This lender will go over all of your finances carefully. They will
check your credit history to see if you can be trusted to repay
the money as well as go over your gross income. The mortgage lender
will also want to know how much of a down payment you are able to
put down on the home. In order to find out how much you can afford
to spend on a new home you are going to be using the concept of
debt to income ratios.
There is more than one way to do debt to income rations and one
of them is to determine the front end ration by finding what your
gross income is each month. This is the amount that you earn before
the taxes are deducted from your salary. Your mortgage payment should
be under 28 percent of your gross income and this percentage is
including the interest on the mortgage payment. Then you need your
housing expense and to get that all you have to do is multiply your
yearly salary by 0.28 and after than divide it by 12. This final
sum is the most you can pay towards your housing expense.
Now your back end ration is what you need to find to cover all
of your debts. When I say all your debts I mean all your debts including
credit cards and other loans. All of your debts together, including
the mortgage should not be above 36 percent of your gross income.
To find the final numbers for this you will do much like in the
previous example but instead of suing 0.28 multiply 0.36. This will
finally give you your highest possible debt to income ration. Do
not go above this number. Just remember that your gross income is
your income before tax not after.
Average debt ratios tend to be higher than the recommended percentages.

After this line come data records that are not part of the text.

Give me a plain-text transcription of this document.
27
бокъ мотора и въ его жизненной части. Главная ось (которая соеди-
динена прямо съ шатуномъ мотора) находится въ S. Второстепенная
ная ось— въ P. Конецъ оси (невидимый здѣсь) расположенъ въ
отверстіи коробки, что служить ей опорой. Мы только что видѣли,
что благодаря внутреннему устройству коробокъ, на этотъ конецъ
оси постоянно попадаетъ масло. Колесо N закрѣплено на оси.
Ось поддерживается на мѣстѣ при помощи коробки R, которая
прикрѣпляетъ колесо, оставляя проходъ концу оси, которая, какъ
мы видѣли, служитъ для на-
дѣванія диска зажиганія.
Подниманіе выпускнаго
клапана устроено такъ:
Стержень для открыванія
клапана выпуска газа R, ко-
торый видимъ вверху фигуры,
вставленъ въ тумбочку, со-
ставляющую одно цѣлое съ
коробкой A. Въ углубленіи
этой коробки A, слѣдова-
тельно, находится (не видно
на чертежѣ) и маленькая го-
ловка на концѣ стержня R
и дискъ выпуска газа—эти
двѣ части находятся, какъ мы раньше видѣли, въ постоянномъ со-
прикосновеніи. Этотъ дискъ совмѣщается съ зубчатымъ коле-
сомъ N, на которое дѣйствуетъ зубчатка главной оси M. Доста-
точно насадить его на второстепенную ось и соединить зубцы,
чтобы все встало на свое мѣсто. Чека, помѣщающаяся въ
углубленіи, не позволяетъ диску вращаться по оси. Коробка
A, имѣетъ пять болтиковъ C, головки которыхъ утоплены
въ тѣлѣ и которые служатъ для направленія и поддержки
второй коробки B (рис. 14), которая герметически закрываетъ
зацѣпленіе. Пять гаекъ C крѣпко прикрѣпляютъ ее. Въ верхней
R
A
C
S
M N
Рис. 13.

For example conventional loans usually have anywhere from 26 to
28 percent of ones monthly gross income and when you put the housing
as well as the debt cost you are generally looking at anywhere form
33-36 percent of your gross income. And if you are dealing with
FHA loans you will be paying even more. With these loans you will
have more like 29 percent towards housing costs and with housing
and debt you are looking at 41 percent.
Lenders will always take into consideration the prices that you
will have to pay for insurance and your taxes when figuring how
much money you have to put into a new house. The property taxes
that you have to pay each year are worked into your mortgage payments
so that is why lenders will always work to find out just what your
taxes will be each year. If you do not know this number to give
to them you can ask your real estate agent. He or she should be
able to tell you what other people in your neighborhood are paying
towards real estate taxes each year.
Before you can get a mortgage you will have to get homeowners insurance.
To get an estimate talk to an insurance agent. Make sure that you
find out if you should have flood or fire insurance due to the area
in which you live as these will affect your insurance estimate.
And remember that if you don't have at least 20 percent of the cost
of the home to put down you will have to get additional insurance.
This will be mortgage insurance. All insurance payments will cause
your monthly payments to be higher.
Martin Lukac, represents http://www.RateEmpire.com,
a finance web-company specializing in real estate/mortgage market.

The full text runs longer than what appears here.